The new building has given the school something to celebrate, after a difficult period, which has seen former headteacher Jo Shuter disgraced, Ofsted ratings slide, and the revelation that notrious terrorist Mohammed Emwazi was a pupil there.
Deputy head girl Shazmeena Aziz, 16, said: “I think it’s amazing, the new building is a lot more developed, and it’s enabled students to embrace being in QK.
“It felt like we needed a change, especially with how hard the past year has been. It’s easier to move on with a physical change.”
Headteacher Alex Atherton, pictured left, said that although the school did not need a “fresh start”, the new buildings marked a new chapter in the school’s history.
He also recognised that few headteachers get the opportunity to have their school rebuilt with state-of-the-art facilities.
He said: “It’s an incredible privilege; whether you’re a teacher, headteacher, or student, everyone feels invested in. It will inspire them to great heights.
“It will be even better when we’ve had more time to make a house a home; there’s a lot of display work we need to do.

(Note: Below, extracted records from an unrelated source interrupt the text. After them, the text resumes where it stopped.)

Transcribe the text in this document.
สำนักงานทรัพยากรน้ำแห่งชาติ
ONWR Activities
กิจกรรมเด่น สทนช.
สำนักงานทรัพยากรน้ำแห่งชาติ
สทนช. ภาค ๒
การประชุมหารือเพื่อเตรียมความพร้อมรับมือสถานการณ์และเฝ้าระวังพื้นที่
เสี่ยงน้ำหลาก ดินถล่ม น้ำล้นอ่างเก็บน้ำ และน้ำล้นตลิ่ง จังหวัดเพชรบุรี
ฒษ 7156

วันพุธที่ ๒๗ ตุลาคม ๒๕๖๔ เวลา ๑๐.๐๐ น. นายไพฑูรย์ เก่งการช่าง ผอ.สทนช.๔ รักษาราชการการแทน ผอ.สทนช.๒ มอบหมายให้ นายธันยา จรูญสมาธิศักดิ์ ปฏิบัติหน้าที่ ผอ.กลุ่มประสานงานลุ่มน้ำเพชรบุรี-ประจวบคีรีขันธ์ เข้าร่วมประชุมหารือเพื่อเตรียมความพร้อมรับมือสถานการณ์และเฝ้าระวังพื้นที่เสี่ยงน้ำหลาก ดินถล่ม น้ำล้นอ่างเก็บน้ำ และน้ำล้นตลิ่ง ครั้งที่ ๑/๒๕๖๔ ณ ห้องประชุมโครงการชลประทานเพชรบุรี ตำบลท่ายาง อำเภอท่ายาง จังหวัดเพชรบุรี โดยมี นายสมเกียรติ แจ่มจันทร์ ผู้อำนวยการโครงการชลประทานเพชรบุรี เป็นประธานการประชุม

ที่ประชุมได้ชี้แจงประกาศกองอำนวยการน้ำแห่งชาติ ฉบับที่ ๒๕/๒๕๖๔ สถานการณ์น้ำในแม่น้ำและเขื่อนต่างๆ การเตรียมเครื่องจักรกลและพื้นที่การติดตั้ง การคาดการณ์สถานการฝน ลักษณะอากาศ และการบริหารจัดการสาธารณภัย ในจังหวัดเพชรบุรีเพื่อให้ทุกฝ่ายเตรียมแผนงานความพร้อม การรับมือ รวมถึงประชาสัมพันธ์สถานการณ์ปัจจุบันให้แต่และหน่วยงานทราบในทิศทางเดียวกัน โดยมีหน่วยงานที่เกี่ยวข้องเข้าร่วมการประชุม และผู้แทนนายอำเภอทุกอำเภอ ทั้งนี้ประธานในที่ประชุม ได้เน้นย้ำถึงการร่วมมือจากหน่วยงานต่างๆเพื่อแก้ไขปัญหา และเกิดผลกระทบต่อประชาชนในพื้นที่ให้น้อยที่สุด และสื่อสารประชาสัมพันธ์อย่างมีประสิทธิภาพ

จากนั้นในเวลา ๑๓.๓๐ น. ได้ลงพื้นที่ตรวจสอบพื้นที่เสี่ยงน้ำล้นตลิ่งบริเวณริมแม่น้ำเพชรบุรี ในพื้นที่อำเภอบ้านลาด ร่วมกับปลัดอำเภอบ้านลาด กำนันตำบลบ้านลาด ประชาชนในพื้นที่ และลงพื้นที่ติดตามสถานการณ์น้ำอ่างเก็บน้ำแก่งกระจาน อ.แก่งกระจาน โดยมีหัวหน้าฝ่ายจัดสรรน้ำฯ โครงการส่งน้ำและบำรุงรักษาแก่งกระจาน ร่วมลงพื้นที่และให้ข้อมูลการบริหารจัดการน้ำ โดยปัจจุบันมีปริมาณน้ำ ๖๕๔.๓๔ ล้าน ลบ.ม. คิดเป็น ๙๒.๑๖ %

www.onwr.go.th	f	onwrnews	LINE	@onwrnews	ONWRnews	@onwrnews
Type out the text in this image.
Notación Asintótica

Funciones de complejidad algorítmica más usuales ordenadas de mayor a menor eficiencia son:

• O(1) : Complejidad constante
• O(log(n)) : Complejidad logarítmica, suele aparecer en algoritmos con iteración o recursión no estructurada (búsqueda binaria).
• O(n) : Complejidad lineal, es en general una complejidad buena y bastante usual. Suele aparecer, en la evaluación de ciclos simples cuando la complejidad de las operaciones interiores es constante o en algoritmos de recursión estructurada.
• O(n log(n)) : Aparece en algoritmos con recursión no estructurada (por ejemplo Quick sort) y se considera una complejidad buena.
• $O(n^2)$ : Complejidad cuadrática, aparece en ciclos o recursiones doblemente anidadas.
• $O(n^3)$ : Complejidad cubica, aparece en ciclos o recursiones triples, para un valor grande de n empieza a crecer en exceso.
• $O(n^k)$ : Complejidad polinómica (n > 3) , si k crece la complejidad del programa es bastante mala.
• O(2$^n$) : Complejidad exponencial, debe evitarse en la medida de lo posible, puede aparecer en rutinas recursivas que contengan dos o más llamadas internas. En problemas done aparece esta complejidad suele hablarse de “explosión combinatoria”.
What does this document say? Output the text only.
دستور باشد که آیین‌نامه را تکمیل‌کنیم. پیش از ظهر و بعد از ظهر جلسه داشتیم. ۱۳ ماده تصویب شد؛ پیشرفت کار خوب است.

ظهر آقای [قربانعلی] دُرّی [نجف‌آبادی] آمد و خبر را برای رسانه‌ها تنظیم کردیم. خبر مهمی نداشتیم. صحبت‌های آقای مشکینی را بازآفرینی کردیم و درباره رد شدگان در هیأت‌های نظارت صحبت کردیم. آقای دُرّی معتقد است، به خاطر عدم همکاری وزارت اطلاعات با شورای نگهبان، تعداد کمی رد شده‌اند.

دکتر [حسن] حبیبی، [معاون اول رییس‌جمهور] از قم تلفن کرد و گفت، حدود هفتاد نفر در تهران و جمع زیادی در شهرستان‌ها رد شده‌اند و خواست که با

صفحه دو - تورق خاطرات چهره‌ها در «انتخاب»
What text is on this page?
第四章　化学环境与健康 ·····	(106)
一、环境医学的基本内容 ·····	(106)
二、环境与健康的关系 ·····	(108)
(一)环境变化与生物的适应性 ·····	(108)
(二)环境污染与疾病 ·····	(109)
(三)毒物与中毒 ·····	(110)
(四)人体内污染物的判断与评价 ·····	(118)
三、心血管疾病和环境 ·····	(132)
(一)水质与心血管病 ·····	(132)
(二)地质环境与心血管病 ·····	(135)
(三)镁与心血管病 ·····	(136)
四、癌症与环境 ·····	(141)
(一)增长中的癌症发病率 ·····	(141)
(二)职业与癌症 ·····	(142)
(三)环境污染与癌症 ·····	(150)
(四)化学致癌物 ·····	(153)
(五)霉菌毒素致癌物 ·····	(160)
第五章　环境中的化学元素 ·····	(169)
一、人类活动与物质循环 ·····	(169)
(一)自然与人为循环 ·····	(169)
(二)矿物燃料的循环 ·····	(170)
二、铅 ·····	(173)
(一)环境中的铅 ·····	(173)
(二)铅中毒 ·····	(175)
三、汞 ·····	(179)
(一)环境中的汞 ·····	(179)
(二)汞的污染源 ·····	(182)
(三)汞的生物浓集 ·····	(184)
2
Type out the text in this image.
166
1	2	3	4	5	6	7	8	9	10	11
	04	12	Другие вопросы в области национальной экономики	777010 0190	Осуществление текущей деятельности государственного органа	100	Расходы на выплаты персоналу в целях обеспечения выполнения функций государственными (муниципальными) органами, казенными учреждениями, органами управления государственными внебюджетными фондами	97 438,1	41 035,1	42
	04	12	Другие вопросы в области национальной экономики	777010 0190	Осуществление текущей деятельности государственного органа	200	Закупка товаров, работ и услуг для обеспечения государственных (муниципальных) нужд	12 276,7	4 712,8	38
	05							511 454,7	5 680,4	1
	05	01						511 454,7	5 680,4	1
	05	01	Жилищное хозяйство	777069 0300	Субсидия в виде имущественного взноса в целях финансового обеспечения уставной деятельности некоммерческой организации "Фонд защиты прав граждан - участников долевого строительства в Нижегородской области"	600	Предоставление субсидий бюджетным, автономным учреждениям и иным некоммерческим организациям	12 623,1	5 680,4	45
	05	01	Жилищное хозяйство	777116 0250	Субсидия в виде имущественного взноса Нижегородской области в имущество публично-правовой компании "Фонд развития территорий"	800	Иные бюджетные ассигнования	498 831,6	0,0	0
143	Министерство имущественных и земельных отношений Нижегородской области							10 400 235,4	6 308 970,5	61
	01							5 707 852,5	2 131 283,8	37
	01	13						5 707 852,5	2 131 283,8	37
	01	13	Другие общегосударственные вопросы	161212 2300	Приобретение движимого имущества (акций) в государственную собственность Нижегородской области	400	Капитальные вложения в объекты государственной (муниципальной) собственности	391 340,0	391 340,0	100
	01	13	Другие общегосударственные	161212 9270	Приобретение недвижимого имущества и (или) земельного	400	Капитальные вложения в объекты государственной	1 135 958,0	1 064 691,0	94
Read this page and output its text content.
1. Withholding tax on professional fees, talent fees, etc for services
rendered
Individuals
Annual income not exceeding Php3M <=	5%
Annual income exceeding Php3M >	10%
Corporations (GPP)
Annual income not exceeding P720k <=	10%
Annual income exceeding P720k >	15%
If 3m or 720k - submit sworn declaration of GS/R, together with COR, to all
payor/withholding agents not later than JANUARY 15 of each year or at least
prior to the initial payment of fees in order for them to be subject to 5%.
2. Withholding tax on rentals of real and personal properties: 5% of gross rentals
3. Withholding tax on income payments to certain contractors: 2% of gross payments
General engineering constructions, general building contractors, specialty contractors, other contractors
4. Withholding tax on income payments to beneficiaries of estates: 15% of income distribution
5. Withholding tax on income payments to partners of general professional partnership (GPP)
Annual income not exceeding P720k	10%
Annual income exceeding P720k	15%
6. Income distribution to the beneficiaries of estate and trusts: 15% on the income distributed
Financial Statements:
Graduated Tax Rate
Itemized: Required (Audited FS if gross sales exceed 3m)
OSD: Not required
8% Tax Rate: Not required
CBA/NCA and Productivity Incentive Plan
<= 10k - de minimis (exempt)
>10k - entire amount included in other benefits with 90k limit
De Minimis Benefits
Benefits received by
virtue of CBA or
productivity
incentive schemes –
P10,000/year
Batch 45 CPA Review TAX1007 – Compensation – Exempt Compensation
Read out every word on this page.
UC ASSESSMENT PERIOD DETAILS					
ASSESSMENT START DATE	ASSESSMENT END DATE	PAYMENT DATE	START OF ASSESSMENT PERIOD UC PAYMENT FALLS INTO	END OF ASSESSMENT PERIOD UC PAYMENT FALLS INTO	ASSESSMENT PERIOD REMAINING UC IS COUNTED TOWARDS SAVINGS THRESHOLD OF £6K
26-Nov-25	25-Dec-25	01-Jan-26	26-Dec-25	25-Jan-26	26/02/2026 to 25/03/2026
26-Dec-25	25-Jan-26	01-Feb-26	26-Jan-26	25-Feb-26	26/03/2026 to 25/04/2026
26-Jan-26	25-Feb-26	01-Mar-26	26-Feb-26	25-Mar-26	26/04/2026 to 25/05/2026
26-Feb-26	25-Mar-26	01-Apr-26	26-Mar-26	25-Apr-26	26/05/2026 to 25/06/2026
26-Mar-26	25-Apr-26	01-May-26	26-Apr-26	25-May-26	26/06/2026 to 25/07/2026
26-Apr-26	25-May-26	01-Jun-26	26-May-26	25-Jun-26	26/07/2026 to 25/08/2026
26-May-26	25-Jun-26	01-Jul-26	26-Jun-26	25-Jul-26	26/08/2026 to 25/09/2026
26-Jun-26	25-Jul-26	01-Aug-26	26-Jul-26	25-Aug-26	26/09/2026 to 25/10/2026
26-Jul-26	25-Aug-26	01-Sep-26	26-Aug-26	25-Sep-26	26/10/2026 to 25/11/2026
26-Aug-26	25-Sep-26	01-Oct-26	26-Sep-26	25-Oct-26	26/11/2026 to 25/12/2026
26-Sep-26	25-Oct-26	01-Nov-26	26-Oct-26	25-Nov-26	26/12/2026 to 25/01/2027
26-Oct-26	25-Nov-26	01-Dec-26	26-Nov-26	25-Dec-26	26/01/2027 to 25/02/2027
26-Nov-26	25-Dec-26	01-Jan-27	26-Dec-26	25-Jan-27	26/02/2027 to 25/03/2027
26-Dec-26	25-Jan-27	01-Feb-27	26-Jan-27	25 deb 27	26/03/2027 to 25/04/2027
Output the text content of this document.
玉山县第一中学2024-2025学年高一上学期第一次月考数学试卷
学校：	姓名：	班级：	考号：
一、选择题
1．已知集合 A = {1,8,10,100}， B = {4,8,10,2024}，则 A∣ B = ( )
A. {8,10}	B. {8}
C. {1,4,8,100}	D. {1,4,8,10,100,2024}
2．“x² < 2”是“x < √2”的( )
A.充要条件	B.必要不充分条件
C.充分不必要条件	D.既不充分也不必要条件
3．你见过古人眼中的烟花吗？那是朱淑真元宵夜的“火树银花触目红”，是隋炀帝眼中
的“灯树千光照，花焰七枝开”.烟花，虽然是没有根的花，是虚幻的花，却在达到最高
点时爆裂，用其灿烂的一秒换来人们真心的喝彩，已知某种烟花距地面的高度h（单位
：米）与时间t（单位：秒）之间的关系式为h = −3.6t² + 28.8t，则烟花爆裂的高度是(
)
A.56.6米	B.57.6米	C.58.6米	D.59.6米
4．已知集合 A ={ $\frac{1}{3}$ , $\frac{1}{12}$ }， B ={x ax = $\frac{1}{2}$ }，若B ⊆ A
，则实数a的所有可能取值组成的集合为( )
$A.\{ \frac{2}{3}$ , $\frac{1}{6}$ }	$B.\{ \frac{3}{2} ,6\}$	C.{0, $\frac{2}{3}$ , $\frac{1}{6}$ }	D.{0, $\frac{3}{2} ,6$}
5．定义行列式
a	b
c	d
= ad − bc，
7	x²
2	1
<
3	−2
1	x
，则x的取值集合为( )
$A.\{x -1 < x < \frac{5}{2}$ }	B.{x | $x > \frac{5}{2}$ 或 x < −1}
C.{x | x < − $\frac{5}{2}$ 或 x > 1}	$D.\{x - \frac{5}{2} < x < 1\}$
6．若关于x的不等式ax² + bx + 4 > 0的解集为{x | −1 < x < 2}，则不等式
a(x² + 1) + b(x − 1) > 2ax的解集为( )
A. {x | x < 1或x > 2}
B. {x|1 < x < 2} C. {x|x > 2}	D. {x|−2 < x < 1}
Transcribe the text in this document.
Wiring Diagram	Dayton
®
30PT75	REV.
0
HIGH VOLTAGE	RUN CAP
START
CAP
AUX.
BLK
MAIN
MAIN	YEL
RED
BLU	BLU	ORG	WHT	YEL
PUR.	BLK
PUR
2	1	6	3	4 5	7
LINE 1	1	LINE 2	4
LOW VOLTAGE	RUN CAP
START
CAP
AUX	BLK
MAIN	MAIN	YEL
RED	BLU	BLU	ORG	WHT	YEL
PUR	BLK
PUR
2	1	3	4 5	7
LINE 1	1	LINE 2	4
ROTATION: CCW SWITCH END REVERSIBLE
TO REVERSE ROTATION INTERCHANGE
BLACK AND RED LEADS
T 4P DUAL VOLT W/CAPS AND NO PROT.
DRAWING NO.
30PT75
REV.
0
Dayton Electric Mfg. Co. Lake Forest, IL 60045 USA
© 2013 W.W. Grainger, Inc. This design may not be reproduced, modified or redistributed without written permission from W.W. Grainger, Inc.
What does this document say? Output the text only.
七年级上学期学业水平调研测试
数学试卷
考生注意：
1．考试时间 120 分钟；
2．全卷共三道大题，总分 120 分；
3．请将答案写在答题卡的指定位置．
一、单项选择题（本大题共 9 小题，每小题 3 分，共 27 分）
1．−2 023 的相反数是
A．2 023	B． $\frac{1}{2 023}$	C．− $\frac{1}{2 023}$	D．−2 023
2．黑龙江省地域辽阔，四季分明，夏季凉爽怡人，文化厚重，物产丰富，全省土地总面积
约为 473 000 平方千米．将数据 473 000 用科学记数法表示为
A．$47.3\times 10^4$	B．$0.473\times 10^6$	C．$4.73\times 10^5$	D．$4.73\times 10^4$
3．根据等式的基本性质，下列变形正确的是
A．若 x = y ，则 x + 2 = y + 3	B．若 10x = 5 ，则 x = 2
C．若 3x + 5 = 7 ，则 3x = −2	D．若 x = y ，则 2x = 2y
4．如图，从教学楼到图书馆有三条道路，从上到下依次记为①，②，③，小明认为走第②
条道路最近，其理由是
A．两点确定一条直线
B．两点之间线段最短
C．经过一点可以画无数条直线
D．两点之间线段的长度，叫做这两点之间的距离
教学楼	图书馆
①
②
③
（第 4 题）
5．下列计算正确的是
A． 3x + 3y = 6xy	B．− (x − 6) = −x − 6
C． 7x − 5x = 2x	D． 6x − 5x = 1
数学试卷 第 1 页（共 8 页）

“We did not need a fresh start, there’s lots of fantastic things here, but it’s a new chapter.”
Sir Edward Studd joined Mr Atherton on the podium to deliver a speech to bring the evening to a close.
Speaking after the ceremony, he said: “My grandfather was so involved that I was honoured to be asked to come and represent him.
“He would have been delighted to see this, he would have been overwhelmed.”